Kini, negara kecil itu menghadapi dilema. Antara mendahulukan persoalan nyawa rakyat atau soal politik? Dilema itu baru muncul pada pertengahan bulan ini, saat Taiwan sudah mencatat kasus penularan sebanyak 1.500 dan 12 penderita meninggal. Sejak itu, kasusnya mulai meningkat tajam. Hari Kamis kemarin saja (27/05), sebanyak 13 penderita meninggal dunia. Masalahnya, baru sedikit warga Taiwan yang terlindung dari Covid.

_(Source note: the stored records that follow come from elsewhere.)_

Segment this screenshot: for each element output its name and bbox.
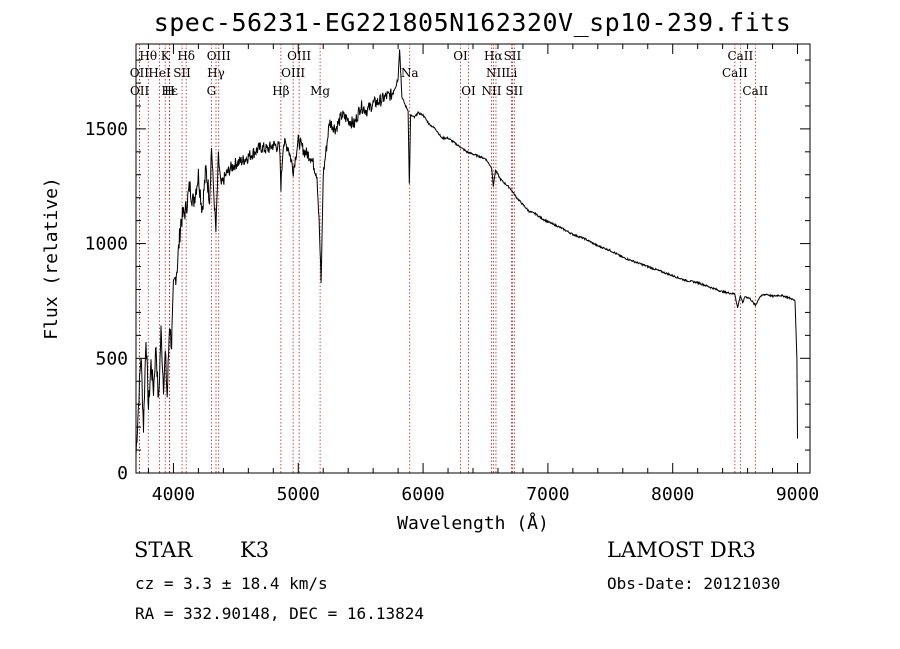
x-tick-label: 5000 <box>277 484 320 505</box>
spectral-line-label: OIII <box>281 66 305 80</box>
spectral-line-label: OIII <box>207 49 231 63</box>
object-subclass: K3 <box>240 538 270 562</box>
spectral-line-label: CaII <box>722 66 748 80</box>
spectral-line-label: SII <box>505 84 523 98</box>
spectral-line-label: OIII <box>287 49 311 63</box>
object-class: STAR <box>134 538 193 562</box>
spectral-line-label: SII <box>173 66 191 80</box>
chart-title: spec-56231-EG221805N162320V_sp10-239.fit… <box>153 8 792 37</box>
spectral-line-label: Hβ <box>272 84 289 98</box>
spectral-line-label: CaII <box>742 84 768 98</box>
coordinates: RA = 332.90148, DEC = 16.13824 <box>135 604 424 623</box>
spectral-line-label: Hθ <box>139 49 157 63</box>
spectral-line-label: NII <box>486 66 506 80</box>
spectral-line-label: Mg <box>310 84 330 98</box>
y-axis-label: Flux (relative) <box>41 177 62 340</box>
y-tick-label: 500 <box>95 348 128 369</box>
observation-date: Obs-Date: 20121030 <box>607 574 781 593</box>
spectral-line-label: Na <box>401 66 419 80</box>
spectral-line-label: OII <box>130 66 150 80</box>
y-tick-label: 0 <box>117 463 128 484</box>
redshift-velocity: cz = 3.3 ± 18.4 km/s <box>135 574 328 593</box>
plot-frame <box>135 43 811 474</box>
spectral-line-label: Hδ <box>177 49 195 63</box>
spectral-line-label: Hε <box>161 84 178 98</box>
survey-name: LAMOST DR3 <box>607 538 756 562</box>
spectral-line-label: K <box>161 49 171 63</box>
spectral-line-label: OII <box>130 84 150 98</box>
spectral-line-label: H <box>164 84 174 98</box>
y-tick-label: 1500 <box>85 119 128 140</box>
spectrum-line <box>135 49 798 455</box>
spectral-line-label: CaII <box>727 49 753 63</box>
y-tick-label: 1000 <box>85 234 128 255</box>
spectral-line-label: HeI <box>148 66 171 80</box>
x-axis-label: Wavelength (Å) <box>397 512 549 534</box>
spectral-line-label: NII <box>481 84 501 98</box>
spectral-line-label: Hγ <box>207 66 225 80</box>
spectral-line-label: Li <box>506 66 518 80</box>
x-tick-label: 7000 <box>526 484 569 505</box>
x-tick-label: 8000 <box>651 484 694 505</box>
spectral-line-label: OI <box>453 49 468 63</box>
spectral-line-label: OI <box>461 84 476 98</box>
spectral-line-label: Hα <box>484 49 503 63</box>
x-tick-label: 4000 <box>152 484 195 505</box>
spectral-line-label: G <box>207 84 217 98</box>
x-tick-label: 9000 <box>776 484 819 505</box>
spectral-line-label: SII <box>504 49 522 63</box>
x-tick-label: 6000 <box>401 484 444 505</box>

Hingga pekan ini, Taiwan baru menerima 700.000 dosis vaksin. Artinya, baru 1% dari total populasi sebanyak 23 juta yang sudah disuntik. Dalam memerangi lonjakan kasus, pihak berwenang di Taiwan memutuskan perlu lebih banyak vaksin, dan harus ada secepatnya. Pada Selasa (25/05), Menteri Kesehatan Chen Shih-chung mengatakan bahwa dua juta dosis akan tiba pada Juni, dan 10 juta lagi di akhir Agustus.

“Taiwan tengah memperluas vaksinasi, dosis-dosis vaksin impor terus didatangkan,” cuit Presiden Taiwan, Tsai Ing-wen, di Twitter. Sebenarnya pulau itu tidak perlu jauh-jauh minta bantuan. Sejumlah juru bicara pemerintah di Beijing sudah menegaskan bahwa China bersedia mengirim vaksin ke Taiwan bila diperlukan. Namun, menerima bantuan tersebut merupakan keputusan yang sulit bagi Taiwan karena China merupakan seteru politik.

Sejak lama para pemimpin Taiwan menyatakan wilayah mereka adalah negara yang berdaulat dan ini selalu ditolak China. Beijing tetap berkukuh bahwa Taiwan merupakan bagian dari wilayahnya dan harus dipersatukan dengan China daratan. Profesor Steve Tsang, pengamat dari School of Oriental and African Studies di London, memaparkan dilema Taiwan itu. Bila Taiwan menerima bantuan vaksin, tampaknya Beijing akan dianggap lebih mampu menyelamatkan rakyat Taiwan ketimbang pemerintah mereka sendiri di tengah pandemi.

Sedangkan bila menolak bantuan, Taipei akan dianggap tidak peduli dengan kesehatan rakyat sendiri. Dengan demikian, “Taiwan pada akhirnya bisa dipandang buruk,” kata Tsang. Apalagi muncul tekanan bagi Presiden Tsai untuk menerima tawaran bantuan dari China. Sementara itu dari sebuah sumber terlihat video rakyat Taiwan harus berkerumun, berdesakan dan berebut untuk mendapatkan vaksin. Terbukti, negara yang awalnya dipuji sangat baik menghadapi pandemi, nyatanya kini Indonesia masih lebih baik ketimbang Taiwan.